Hirschfeld and Marshall’s Charlottesville-based attorney Elliott Harding agreed and noted the Founding Fathers, and the Constitution they created, included age restrictions on things like political office, something they could have added to gun ownership if they saw fit. 

“If the founders wanted to put an age limit on the Second Amendment they knew how to do so,” Harding said. “The people could have added an age limit via amendment as well.” 

The attorney also pointed to issues raised in Conrad’s opinion, namely that the plaintiffs and others like them have the ability to acquire handguns from family members or through straw purchases, neither of which require background checks, creating a loophole that runs counter to the broader gun control movement’s goal of safe purchases.  

Richardson was also perplexed by this scenario and pointed to the 2016 Fourth Circuit decision in U.S. v. Hosford, which established the government’s rationale for pushing gun purchases towards licensed dealers.

“But you show up and say, in essence, we’ve got it backwards,” the judge said. “We can protect public safety by pushing people out of that procedure.”

But Justice Department attorney Thais-Lyn Trayer pushed back on that assessment in defending the age limit for handguns bought from a licensed dealer.

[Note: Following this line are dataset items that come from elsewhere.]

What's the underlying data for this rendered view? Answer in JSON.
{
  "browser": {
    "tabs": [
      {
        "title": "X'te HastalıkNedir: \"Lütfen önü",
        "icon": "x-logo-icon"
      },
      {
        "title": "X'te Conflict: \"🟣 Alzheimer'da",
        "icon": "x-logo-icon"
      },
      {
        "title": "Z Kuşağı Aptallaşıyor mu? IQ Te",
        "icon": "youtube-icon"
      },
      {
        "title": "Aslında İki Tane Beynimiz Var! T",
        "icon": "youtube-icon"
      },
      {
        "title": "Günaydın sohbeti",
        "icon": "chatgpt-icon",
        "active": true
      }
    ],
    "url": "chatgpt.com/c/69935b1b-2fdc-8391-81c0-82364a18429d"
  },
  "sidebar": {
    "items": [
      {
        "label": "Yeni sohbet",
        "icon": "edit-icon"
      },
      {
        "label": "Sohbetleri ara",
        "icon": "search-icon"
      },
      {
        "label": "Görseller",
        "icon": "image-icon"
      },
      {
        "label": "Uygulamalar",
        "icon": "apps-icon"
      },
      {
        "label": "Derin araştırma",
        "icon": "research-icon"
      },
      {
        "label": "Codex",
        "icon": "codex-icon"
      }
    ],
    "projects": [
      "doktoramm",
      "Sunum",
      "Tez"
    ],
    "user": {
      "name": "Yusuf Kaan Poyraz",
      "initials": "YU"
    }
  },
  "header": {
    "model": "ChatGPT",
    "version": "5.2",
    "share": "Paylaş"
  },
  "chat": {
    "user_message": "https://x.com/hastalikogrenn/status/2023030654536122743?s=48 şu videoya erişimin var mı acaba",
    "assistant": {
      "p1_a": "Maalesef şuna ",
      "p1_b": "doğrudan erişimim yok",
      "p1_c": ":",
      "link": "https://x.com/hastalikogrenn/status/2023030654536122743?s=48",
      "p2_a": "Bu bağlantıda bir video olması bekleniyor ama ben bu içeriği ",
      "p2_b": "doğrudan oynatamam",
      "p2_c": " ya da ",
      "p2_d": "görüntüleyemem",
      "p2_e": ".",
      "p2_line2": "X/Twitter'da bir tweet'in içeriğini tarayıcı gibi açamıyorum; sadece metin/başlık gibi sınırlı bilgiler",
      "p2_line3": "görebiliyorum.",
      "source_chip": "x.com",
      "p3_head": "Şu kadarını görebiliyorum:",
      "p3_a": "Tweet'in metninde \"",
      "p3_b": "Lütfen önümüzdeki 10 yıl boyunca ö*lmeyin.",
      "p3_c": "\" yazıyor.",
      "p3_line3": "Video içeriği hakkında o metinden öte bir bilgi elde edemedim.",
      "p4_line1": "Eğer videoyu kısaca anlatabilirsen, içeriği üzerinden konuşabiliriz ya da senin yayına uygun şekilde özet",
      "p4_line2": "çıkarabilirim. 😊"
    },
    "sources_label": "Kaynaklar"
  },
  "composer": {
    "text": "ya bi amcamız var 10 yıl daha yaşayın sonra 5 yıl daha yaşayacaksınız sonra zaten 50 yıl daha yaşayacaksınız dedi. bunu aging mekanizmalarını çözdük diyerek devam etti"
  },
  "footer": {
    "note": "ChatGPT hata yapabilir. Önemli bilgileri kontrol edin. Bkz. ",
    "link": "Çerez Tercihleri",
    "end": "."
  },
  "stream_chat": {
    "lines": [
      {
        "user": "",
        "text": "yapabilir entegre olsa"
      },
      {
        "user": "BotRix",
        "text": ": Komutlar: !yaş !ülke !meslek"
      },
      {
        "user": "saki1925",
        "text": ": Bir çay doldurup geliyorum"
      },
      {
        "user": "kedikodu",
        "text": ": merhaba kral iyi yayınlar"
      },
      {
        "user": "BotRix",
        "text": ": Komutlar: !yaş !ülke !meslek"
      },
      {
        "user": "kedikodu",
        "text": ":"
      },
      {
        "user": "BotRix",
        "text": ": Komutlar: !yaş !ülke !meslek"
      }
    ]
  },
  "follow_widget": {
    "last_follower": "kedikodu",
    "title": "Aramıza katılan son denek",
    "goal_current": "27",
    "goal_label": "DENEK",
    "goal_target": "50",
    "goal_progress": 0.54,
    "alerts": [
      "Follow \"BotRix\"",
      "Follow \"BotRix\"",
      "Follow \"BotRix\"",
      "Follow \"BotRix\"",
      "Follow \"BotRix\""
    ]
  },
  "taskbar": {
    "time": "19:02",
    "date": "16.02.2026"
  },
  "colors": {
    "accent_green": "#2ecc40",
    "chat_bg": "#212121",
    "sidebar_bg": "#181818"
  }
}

“If there are multiple avenues for a particular demographic being able to acquire handguns, they go on to misuse and engage in violent crimes,” Trayer said. “If the government restricts one of those avenues, the government is still getting to the underlying purpose.”

Trayer was joined by attorneys from both the Brady Campaign and the Giffords Law Center, two national gun control organizations that also argued in support of the restrictions as amici. 

Representing the Giffords Law Center, attorney Angela N. Ellis with Sullivan & Cromwell argued that the court should not rule for the plaintiffs considering the legislative history of gun control in the U.S.

“It’s extensive,” she said, pointing to how Congress “did their job here.”

U.S. Circuit Judge James Wynn, a Barack Obama appointee, also wondered about the extent to which courts should step on lawmakers’ toes in this dispute. 

“What is the role of the courts here when you’re delving into these policy decisions?” he asked. “When do we do that? Are we just limited here to the Second Amendment?”

The judges did not indicate when they intend to issue a ruling.  

In a text message following the hearing, Harding said he hoped the panel would see his clients as adults who are fully protected by the Constitution like everyone else.

“They aren’t second-class citizens and self-defense isn’t a second-class right,” the attorney added.